In looking at one basic geometric building block, the surface plane, it’s various states can be manipulated and its formal qualities can be assessed. The human body, dynamic and malleable, provides an optimal site for exploring how this surface plane conforms, mutates and moves along the bodies complex connections to create a taxonomy of form. Moreover, how these forms can be codified and perceived by digital tools can provide a feedback loop and create new design possibilities for fashion and the body. Consequently, fashion becomes a tool to investigate the future of form, movement, and perception.
Underutilized Strategies in the American Multifamily Sector: How Community, Branding, and Amenities Could Reshape the Residential Apartment Market
Kevin Michael Sievers (MDes ’17)
This research investigates three current industry trends in the multifamily sector:
- Creating a Sense of Community
- Expanding Amenity Space Provisions
- Branded Apartment Buildings
A detailed investigation into published literature on these subjects uncovers macro socioeconomic, generational, and urban environmental trends in the US that may be contributing to a growing consumer affinity for community. Key techniques are summarized from published works on the design of apartment building common areas, then applied to conceptual arrangements of amenity spaces, and tested for their impact on resident utilization.

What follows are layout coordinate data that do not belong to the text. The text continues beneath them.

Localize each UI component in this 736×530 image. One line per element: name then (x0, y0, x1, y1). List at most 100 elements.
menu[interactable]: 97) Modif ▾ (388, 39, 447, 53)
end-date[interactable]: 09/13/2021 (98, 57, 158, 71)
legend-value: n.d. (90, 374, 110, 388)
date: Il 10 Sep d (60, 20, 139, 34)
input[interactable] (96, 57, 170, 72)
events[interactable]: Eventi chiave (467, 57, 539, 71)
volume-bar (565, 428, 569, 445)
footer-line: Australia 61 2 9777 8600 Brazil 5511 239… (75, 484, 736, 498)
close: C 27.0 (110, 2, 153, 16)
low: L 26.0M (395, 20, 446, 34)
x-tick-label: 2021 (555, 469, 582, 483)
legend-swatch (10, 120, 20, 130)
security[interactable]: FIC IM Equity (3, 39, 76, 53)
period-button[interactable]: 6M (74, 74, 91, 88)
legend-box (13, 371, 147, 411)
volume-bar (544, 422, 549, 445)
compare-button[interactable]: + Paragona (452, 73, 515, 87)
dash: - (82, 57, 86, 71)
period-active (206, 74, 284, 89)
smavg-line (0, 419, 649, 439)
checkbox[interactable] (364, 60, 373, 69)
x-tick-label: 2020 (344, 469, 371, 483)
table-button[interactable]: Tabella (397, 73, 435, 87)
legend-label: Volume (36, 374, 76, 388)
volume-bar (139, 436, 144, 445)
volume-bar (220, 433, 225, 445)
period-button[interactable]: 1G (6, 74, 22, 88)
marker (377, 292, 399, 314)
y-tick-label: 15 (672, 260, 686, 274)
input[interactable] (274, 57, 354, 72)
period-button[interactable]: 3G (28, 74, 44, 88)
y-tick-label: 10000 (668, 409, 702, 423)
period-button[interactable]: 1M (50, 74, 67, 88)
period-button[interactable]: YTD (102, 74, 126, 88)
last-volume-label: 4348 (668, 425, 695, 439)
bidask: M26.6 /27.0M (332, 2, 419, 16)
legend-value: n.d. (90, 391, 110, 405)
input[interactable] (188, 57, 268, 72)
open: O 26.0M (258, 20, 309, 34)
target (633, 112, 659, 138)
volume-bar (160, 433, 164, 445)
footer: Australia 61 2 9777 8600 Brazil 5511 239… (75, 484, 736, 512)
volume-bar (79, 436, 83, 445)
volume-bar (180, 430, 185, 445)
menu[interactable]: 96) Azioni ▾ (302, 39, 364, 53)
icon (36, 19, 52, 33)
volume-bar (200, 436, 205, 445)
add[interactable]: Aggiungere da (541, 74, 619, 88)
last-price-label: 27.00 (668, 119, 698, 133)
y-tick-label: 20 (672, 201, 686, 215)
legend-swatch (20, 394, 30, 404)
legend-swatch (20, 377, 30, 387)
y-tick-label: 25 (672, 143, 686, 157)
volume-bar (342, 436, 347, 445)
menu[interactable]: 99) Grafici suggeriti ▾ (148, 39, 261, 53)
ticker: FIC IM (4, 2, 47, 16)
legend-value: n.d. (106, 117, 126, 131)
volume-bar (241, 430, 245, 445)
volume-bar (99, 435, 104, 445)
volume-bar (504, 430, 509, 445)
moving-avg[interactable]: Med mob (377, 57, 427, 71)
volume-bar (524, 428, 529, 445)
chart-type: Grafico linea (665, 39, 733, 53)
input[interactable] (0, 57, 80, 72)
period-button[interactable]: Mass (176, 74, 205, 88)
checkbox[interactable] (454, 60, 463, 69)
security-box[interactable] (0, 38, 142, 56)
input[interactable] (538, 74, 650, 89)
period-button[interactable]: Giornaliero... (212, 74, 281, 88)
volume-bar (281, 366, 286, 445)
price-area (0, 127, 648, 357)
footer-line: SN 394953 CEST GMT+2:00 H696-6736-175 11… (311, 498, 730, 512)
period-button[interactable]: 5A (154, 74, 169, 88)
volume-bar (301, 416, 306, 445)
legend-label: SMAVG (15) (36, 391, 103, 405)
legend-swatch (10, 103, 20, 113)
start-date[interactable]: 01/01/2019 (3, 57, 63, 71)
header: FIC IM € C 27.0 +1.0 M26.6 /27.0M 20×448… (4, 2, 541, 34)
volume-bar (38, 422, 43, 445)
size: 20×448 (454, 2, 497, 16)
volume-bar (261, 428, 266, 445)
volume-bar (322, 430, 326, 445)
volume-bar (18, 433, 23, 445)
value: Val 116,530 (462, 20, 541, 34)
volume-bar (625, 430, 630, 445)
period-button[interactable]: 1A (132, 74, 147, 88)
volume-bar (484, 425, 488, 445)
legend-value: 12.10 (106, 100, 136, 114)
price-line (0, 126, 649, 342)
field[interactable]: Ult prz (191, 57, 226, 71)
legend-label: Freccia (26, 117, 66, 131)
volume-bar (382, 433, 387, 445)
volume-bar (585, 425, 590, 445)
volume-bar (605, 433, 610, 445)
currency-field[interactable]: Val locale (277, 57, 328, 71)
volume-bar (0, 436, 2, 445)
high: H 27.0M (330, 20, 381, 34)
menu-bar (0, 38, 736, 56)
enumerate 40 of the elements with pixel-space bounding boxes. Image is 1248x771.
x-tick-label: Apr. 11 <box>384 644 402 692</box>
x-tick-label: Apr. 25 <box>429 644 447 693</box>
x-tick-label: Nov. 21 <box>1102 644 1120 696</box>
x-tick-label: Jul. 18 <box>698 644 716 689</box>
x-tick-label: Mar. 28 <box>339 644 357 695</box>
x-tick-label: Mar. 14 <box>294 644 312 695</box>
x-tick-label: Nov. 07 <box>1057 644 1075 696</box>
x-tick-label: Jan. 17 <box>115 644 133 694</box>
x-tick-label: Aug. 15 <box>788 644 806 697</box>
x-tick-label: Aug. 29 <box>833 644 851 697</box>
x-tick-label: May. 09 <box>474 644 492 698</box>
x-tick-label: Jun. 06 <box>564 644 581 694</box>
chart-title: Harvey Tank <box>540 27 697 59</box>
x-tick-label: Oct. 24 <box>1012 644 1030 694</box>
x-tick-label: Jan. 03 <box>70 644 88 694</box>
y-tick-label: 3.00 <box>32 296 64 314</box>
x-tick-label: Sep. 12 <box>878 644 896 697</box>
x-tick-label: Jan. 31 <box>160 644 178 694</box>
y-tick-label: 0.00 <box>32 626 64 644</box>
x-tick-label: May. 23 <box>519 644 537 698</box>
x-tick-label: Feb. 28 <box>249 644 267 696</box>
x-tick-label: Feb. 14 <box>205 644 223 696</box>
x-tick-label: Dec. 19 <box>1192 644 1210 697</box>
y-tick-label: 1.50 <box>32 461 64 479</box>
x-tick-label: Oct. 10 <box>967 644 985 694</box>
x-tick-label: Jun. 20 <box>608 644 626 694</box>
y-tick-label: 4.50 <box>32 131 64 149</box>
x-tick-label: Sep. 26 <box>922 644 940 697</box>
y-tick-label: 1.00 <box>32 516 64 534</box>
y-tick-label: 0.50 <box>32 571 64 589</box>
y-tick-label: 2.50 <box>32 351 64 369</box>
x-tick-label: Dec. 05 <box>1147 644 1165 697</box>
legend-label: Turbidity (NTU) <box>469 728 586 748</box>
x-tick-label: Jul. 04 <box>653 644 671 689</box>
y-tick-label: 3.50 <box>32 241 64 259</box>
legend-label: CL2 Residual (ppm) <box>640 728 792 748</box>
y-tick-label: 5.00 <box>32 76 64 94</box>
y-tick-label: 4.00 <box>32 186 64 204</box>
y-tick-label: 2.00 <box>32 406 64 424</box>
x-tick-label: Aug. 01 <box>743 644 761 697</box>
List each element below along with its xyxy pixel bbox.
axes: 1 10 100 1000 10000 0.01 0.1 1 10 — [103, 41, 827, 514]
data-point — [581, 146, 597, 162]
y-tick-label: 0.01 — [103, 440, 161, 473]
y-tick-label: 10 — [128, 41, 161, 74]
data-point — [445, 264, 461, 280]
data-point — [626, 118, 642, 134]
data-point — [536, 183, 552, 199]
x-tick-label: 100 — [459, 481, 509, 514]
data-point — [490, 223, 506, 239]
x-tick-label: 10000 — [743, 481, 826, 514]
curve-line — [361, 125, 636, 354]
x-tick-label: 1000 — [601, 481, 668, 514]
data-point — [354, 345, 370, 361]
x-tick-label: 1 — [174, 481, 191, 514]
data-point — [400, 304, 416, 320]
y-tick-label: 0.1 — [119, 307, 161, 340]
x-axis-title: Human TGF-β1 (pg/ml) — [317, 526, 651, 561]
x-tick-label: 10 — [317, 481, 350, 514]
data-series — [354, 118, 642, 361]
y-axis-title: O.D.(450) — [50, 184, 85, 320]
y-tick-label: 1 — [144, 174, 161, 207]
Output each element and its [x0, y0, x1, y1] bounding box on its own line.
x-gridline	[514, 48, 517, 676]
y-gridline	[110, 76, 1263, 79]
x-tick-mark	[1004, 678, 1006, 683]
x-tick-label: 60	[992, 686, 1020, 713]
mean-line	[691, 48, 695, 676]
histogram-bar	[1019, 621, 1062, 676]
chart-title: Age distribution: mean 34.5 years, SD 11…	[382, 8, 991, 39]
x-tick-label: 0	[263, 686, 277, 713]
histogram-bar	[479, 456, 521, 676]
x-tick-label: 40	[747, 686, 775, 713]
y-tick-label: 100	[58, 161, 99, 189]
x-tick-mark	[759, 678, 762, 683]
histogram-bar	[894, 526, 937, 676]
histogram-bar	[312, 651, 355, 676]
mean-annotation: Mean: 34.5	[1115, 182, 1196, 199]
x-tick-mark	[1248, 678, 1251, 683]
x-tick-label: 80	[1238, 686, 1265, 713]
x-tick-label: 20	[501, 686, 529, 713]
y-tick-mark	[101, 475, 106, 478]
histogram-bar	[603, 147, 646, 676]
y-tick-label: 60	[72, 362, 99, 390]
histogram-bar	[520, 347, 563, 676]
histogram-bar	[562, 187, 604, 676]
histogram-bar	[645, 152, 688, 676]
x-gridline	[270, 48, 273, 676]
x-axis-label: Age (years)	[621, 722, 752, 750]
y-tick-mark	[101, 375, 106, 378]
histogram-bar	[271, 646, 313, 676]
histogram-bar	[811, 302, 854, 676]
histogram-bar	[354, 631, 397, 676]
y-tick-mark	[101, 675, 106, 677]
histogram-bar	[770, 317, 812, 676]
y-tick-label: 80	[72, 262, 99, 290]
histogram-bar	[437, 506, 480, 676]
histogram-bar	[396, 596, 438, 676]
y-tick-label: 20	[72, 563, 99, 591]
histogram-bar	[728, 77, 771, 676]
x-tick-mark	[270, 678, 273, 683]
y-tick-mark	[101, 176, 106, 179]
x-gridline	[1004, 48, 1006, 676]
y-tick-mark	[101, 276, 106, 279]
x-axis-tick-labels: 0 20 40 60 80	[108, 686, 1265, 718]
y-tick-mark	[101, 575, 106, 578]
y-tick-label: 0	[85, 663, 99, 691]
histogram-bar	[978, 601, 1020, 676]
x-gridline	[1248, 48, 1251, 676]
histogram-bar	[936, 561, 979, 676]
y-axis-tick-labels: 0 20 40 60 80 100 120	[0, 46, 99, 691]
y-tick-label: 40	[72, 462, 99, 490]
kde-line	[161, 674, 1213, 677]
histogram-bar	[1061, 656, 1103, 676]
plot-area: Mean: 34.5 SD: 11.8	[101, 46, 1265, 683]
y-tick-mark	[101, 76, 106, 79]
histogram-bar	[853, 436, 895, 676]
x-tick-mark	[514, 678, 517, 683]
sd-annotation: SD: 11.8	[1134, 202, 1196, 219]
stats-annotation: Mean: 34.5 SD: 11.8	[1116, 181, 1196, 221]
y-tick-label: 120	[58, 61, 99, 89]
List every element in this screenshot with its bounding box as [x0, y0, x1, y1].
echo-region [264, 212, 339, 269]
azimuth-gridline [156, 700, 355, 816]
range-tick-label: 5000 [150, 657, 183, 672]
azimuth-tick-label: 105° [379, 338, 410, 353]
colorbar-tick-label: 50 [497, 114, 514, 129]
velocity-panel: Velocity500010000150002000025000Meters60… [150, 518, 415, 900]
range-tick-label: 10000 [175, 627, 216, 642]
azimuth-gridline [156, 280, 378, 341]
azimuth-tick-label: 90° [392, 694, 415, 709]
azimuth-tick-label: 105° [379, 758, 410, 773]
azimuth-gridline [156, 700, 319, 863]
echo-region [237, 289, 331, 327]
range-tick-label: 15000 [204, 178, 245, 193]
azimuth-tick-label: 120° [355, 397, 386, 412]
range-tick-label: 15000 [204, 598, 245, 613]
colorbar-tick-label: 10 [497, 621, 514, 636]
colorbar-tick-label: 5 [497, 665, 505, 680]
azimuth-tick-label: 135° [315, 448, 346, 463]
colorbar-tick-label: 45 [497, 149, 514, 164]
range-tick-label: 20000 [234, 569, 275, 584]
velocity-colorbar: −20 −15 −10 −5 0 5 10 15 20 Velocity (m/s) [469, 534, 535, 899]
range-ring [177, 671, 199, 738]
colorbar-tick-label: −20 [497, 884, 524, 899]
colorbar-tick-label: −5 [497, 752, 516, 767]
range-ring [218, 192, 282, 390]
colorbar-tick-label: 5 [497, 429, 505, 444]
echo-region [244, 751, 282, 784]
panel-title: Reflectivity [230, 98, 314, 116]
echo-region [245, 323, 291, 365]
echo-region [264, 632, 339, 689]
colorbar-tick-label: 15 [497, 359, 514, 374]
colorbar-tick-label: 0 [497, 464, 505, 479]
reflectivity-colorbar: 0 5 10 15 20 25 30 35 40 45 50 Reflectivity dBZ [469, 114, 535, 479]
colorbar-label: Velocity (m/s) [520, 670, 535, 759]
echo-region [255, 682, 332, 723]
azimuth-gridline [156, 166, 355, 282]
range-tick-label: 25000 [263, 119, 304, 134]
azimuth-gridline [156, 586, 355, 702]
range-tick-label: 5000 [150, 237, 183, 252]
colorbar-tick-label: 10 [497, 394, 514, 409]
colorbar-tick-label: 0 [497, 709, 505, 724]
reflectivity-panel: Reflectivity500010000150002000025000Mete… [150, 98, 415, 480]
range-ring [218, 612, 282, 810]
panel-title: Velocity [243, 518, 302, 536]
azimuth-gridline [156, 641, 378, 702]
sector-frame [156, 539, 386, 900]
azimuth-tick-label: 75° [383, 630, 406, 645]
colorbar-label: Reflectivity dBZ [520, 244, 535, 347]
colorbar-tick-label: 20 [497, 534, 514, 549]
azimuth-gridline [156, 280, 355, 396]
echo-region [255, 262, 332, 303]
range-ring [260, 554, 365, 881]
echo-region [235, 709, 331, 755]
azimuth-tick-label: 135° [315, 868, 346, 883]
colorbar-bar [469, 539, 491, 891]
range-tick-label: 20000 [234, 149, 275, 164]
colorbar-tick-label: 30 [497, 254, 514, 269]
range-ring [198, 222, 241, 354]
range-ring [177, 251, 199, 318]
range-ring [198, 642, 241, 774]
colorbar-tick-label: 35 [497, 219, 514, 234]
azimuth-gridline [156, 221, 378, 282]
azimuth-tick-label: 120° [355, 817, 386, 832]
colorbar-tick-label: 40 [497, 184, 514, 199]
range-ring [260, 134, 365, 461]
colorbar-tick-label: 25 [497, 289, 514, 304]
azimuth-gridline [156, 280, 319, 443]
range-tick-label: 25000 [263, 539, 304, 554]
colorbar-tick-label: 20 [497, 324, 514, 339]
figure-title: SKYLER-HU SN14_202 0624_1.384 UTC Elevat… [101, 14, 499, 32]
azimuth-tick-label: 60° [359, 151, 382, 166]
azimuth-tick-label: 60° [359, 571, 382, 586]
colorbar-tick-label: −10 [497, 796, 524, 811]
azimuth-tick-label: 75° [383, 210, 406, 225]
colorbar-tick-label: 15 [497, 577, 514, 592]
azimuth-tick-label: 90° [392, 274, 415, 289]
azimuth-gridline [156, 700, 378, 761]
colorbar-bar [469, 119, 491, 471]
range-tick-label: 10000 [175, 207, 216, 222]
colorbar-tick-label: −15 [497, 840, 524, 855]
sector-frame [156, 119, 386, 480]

Both qualitative and quantitative data are gathered primarily through direct survey distribution to residents of amenitized apartment communities in the United States, with a focus on major metropolitan locations on the East and West Coasts; 131 responses were collected. The financial merits of launching a branded, shared-living apartment community are examined and compared with investment returns of more conventional apartment models.
Overall findings suggest that residents desire a stronger sense of community, aren’t finding that sense of community where they live, and are willing to pay an 8.47% premium for the privilege. Generational, sex, income, and geographical deviations are explored throughout. Spatial arrangements and programming techniques are presented that increase the utilization of amenity spaces, stimulating socialization among residents. This research further suggests specific launch locations, amenity space ratios, and building typologies, informed by survey respondents, for its potential implementation. The paper concludes by identifying areas for future investigation.